Little record of the first church of Chuckatuck Parish survives. Archaeological surveys on the site of the present St. John's Church have uncovered the foundation of a bell tower southeast of the entrance to the existing church, possibly dating from the original seventeenth-century structure. A second building may have been constructed on the site around the turn of the eighteenth century. In 1725, the former west (Chuckatuck) and east (Lower) parishes were merged into the new Suffolk Parish. In 1751 the vestry of Suffolk Parish decided to erect a brick church to replace the earlier frame building at Chuckatuck, documented through an advertisement placed in the Virginia Gazette on April 24, 1752. The new St.

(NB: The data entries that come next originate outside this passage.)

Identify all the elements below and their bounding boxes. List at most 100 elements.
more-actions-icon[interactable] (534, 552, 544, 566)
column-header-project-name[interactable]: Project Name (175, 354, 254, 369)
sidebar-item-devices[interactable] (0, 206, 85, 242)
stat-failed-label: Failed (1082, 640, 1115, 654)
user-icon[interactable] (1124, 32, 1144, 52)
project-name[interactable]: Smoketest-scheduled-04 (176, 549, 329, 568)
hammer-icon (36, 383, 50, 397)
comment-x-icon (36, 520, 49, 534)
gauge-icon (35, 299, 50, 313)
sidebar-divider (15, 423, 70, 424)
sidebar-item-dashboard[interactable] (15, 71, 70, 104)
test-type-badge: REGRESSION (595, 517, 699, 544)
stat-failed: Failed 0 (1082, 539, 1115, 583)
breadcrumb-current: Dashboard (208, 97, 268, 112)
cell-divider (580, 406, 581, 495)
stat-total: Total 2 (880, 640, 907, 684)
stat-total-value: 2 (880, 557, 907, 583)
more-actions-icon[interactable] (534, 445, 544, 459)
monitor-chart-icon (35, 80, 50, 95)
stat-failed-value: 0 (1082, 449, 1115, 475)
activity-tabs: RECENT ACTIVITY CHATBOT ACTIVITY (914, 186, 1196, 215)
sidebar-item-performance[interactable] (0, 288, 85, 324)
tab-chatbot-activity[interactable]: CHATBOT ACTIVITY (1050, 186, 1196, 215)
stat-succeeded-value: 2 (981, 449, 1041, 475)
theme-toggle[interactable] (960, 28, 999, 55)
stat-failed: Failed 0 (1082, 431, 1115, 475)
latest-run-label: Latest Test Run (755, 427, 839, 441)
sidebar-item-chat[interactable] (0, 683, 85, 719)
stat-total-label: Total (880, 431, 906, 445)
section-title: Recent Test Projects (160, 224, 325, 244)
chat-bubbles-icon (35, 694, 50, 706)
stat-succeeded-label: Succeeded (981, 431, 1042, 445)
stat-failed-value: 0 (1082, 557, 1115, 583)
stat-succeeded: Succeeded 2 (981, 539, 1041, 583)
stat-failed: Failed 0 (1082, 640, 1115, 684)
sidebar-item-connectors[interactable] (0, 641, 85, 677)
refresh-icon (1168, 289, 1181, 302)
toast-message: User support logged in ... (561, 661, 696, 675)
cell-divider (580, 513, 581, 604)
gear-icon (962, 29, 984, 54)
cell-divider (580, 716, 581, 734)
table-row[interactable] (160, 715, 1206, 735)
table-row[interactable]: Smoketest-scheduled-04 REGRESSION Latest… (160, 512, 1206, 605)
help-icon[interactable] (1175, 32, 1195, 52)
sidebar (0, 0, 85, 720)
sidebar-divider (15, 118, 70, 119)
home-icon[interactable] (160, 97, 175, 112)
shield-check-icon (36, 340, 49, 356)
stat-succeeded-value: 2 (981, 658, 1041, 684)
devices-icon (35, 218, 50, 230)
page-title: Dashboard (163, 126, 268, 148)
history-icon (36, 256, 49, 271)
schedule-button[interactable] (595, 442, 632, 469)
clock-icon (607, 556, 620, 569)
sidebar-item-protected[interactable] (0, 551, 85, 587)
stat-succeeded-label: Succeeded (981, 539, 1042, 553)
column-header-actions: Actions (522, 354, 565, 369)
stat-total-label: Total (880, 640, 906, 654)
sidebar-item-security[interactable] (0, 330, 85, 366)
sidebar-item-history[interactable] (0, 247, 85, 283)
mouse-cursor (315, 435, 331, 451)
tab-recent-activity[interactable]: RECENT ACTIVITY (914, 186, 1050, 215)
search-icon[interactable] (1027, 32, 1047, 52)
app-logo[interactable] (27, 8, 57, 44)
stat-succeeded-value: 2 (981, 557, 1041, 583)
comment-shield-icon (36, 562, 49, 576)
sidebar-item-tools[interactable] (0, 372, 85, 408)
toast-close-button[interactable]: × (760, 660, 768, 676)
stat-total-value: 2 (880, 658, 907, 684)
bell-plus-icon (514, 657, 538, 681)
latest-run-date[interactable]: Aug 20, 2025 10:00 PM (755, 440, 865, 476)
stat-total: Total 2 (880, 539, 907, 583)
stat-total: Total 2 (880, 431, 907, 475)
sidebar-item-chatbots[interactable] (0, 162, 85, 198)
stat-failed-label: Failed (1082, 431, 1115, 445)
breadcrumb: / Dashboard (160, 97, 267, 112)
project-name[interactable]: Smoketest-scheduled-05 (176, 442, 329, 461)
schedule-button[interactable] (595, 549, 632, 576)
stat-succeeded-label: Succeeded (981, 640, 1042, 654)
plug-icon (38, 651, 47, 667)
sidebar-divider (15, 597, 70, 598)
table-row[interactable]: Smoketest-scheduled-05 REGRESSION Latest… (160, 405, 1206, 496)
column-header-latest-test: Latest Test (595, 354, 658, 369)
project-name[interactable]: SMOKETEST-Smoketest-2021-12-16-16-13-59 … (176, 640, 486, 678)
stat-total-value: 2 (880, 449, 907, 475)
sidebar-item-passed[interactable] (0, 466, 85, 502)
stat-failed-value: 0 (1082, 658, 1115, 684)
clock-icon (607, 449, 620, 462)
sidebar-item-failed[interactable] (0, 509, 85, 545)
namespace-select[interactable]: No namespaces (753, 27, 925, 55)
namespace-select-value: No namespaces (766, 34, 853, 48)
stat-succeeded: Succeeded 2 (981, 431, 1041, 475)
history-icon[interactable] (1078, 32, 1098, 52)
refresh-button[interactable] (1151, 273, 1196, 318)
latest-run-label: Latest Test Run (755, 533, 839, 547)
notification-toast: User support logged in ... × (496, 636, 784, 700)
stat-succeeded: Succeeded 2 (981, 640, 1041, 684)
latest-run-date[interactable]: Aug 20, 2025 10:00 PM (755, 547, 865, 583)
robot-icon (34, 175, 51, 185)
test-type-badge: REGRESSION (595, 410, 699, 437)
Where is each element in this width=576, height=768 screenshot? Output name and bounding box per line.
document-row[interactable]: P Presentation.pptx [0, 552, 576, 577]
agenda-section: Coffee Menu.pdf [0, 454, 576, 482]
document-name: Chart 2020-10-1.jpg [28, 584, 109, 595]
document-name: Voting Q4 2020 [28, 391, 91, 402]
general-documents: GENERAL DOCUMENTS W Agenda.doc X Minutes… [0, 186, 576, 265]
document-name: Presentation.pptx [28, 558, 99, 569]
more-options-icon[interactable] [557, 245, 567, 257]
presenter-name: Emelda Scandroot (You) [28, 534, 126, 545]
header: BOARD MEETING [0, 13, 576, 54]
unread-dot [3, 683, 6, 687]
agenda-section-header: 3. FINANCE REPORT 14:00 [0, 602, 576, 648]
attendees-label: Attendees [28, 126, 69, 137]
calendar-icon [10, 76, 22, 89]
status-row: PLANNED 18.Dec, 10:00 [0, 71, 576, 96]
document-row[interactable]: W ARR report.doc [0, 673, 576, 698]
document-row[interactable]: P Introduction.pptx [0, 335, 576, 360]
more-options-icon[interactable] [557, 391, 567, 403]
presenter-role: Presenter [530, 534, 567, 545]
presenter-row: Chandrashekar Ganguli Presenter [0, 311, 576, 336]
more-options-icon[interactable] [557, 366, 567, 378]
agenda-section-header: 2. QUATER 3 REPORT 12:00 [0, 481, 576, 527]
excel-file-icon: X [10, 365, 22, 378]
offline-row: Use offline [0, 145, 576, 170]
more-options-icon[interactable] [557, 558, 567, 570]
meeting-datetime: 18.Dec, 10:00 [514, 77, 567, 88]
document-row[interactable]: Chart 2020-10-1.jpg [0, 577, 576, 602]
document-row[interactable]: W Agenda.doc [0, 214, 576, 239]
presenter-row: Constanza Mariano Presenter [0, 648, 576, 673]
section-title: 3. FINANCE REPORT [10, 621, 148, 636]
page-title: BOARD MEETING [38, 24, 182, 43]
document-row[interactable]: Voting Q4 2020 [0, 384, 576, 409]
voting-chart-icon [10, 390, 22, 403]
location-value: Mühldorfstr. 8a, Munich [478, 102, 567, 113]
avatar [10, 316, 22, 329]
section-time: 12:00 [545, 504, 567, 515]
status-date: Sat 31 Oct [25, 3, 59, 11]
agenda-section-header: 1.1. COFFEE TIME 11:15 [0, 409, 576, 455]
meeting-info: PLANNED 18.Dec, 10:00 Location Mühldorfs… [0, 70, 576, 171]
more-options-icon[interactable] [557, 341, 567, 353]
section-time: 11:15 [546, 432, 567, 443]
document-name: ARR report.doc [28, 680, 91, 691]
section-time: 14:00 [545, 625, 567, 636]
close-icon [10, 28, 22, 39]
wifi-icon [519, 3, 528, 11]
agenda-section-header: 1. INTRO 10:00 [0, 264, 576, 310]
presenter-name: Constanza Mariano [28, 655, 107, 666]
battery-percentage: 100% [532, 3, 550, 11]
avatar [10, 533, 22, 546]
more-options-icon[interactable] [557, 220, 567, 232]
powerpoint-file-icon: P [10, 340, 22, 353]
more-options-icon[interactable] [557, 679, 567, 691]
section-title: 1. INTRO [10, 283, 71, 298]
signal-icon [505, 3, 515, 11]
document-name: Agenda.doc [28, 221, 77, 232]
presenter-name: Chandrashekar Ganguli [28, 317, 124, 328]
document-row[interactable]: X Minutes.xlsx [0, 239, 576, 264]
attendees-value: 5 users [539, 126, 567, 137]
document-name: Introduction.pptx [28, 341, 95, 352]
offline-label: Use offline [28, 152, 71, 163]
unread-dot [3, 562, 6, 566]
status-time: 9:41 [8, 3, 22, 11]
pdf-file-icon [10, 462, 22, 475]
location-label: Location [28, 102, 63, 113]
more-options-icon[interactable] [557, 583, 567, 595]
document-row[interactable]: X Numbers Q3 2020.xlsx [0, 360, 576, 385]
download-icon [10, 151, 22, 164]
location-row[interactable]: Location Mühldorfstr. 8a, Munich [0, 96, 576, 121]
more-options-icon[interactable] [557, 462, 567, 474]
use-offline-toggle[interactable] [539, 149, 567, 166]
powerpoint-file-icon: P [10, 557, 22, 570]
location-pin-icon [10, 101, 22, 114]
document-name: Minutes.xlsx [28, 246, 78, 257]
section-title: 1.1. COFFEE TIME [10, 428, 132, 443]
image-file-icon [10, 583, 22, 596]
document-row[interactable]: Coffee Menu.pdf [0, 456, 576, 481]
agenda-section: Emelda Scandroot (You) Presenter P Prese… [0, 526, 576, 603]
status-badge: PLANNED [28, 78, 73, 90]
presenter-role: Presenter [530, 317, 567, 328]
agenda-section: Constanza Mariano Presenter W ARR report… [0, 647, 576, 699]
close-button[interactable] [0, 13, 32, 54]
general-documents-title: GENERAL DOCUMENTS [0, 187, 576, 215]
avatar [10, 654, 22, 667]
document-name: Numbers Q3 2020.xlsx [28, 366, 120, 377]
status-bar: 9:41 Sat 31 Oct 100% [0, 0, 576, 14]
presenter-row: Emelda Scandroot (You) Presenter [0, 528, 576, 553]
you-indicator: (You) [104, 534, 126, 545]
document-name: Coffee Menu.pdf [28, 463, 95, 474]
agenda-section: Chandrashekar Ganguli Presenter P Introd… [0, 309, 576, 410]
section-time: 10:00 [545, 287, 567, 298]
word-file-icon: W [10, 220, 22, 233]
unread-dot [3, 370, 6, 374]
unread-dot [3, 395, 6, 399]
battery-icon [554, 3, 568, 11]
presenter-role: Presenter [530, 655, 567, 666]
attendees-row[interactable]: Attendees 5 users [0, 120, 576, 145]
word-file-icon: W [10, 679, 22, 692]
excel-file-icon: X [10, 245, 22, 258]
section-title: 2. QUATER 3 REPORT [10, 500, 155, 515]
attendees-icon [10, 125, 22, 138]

John's Church was completed in 1755, after which the earlier structure was razed.

St. John's Church ceased to function after the Disestablishment. The church was reorganized in 1826 after which time the parish was formally renamed St. Johns.

==Architecture==
St. John's Church is reflective of the changing social and spiritual culture of the Episcopal Church in Virginia over the eighteenth and nineteenth centuries. The 1755 structure is a Georgian styled building in the traditional rectangular plan measuring 60 feet, 10 inches, by 30 feet, 6 inches. The brick walls are approximately 21 inches in thickness and are laid in Flemish bond above and below the watertable. The southwest facade is accented with glazed headers, while the remaining walls are laid with random glazed headers. Originally, there were two entrances to the church on the southwest and southeast sides. St. Johns is unusual for the fact that it is not oriented with the altar facing east as is the tradition for eighteenth century churches in Virginia. Though significantly altered today, hints as to the original appearance of St. John's can be deduced from the remnants still present on the building. The southwest entrance is framed by two brick pilasters of rubbed brick, but the original pediment overhead has been removed, evidenced by patchwork above the door. The southeast facade of the building preserves the location of the original second entrance which was patched with bricks that are lighter in color to the original ones. When originally constructed, the roof featured clipped gables on the northeast and southwest facades, but these were later removed and the ends filled in with brick to make a gable roof over the entire structure.

When St. John's was restored to use in the 1820s, the configuration of the old church still met the preferences of most pre-Oxford Movement Episcopal Churches in the region which emphasized the spoken word over the sacrament in the service. The original windows on the northeast altar end of St. John's originally framed the position for the communion table, but these windows were later filled in. In the 1880s, as the Episcopal Church embraced a higher liturgical form of worship, the interior of St. John's was reconfigured to create a recessed chancel, denoting a space for the sacrament apart from the rest of the church. The original windows on the altar wall were bricked over and a central window over the new raised altar was inserted. These renovations were carried out under the direction of William Whitney.